As a retired lawyer, I can assure you that leaving matters as they are and dealing with problems if they arise in future is a recipe for disaster! Far better to deal with the problem - actual or potential - when identified, rather than when it becomes reality. I have just spent this morning talking to a friend who has had some building work carried out by the friend of her husband. This 'friend' got into financial difficulties while trying to do more than one job simultaneously and has used our friend's money to pay off sub-contractors he employed for the other jobs and has now run out of money to complete our friend's job. First question: did you agree anything in writing between you before starting the work? Erm...no, because he is a friend and...well...you can always sort out difficulties with a friend, can't you.

HuskyLover1 · 09/10/2016 14:14

The reality is that you have no idea who the father is, because his ExW was having sex with two men at the same time. If she hadn't been having sex with your DH, then I'm sure he would have had the gumption to guess that he couldn't be the Dad. But, he happily went on the birth certificate, so that indicates that there's every chance that he could be the biological father. Probably more chance than the other guy, as she will have been having more frequent sex with the man she lived with, than the man she got snatches of time with.

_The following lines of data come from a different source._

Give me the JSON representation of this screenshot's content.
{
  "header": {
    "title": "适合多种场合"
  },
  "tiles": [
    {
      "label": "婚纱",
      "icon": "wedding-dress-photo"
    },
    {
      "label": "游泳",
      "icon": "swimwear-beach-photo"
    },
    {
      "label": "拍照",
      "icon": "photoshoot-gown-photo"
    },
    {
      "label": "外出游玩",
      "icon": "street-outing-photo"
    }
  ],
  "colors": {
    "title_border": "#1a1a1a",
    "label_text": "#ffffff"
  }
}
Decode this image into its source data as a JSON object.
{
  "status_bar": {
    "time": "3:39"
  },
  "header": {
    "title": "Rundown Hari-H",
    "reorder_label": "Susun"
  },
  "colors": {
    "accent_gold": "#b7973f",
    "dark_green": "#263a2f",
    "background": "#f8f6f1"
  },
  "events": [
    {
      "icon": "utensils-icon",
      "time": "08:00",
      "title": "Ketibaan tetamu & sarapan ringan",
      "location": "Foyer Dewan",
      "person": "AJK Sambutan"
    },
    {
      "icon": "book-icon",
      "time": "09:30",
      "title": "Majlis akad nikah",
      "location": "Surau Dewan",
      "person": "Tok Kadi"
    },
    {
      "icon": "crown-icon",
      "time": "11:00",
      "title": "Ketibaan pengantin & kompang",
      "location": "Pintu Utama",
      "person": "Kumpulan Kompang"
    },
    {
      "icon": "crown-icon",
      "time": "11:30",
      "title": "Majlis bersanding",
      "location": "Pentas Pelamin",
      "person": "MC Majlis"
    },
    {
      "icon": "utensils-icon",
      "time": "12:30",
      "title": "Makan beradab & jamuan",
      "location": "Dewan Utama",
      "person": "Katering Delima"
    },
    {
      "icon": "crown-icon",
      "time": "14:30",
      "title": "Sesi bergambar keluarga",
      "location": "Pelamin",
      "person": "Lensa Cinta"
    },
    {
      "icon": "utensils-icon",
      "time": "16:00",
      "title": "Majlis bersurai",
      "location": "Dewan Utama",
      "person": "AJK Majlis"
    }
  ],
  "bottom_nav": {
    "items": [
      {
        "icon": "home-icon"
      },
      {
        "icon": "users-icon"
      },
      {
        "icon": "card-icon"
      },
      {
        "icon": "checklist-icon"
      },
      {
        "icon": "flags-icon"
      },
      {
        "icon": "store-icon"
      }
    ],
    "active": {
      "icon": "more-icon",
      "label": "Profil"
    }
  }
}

If she left your DH for the OM, it would suit her agenda to say that he (OM) was the father. Nice and neat.

I'm amazed that no DNA test was done. It's been around since 1986.

I can appreciate that you don't want to stir up anything just now. But I feel that your DC are entitled to know if they have a half sibling out there.

When your DH dies, if your survive him, then surely all his estate comes to you? And when you die, your estate would go to your DC, with the other "child" having no entitlement to whatsoever. Isn't that how it works?

liletsthepink · 09/10/2016 14:23

Make sure that his will and your will clearly reflect what you want to happen. Don't assume that this woman won't challenge the will. Do you own a property, cars, jewellery, pension or savings? It's naive to think that there won't be money left in your DH's estate unless you live on benefits or earn minimum wage.

A few hundred pounds spent on a proper will could save you many thousands of pounds and untold stress in the long run. Don't ignore this situation when there is such an obvious solution!

tribpot · 09/10/2016 19:24

I agree. The worst possible time to be sorting this all out is when your DH has just died.

I can appreciate it's not easy to say to the ex-wife 'just wondering, you know how you always said the OM was the father but my name is on the birth certificate? Was that actually correct?' but broached carefully in the context of updating wills I don't see why it should be the end of the world. The ex-wife says the child is not his. He has presumably never paid child maintenance for her or anything else that would indicate that she was any more than his children's half-sibling.

If this is remotely not the case, and he is the dad, at least let her find out whilst he's still alive. Imagine finding out after his death.

I'm surprised she's never queried his name on her birth certificate, what on earth can the ex-wife have said to justify that?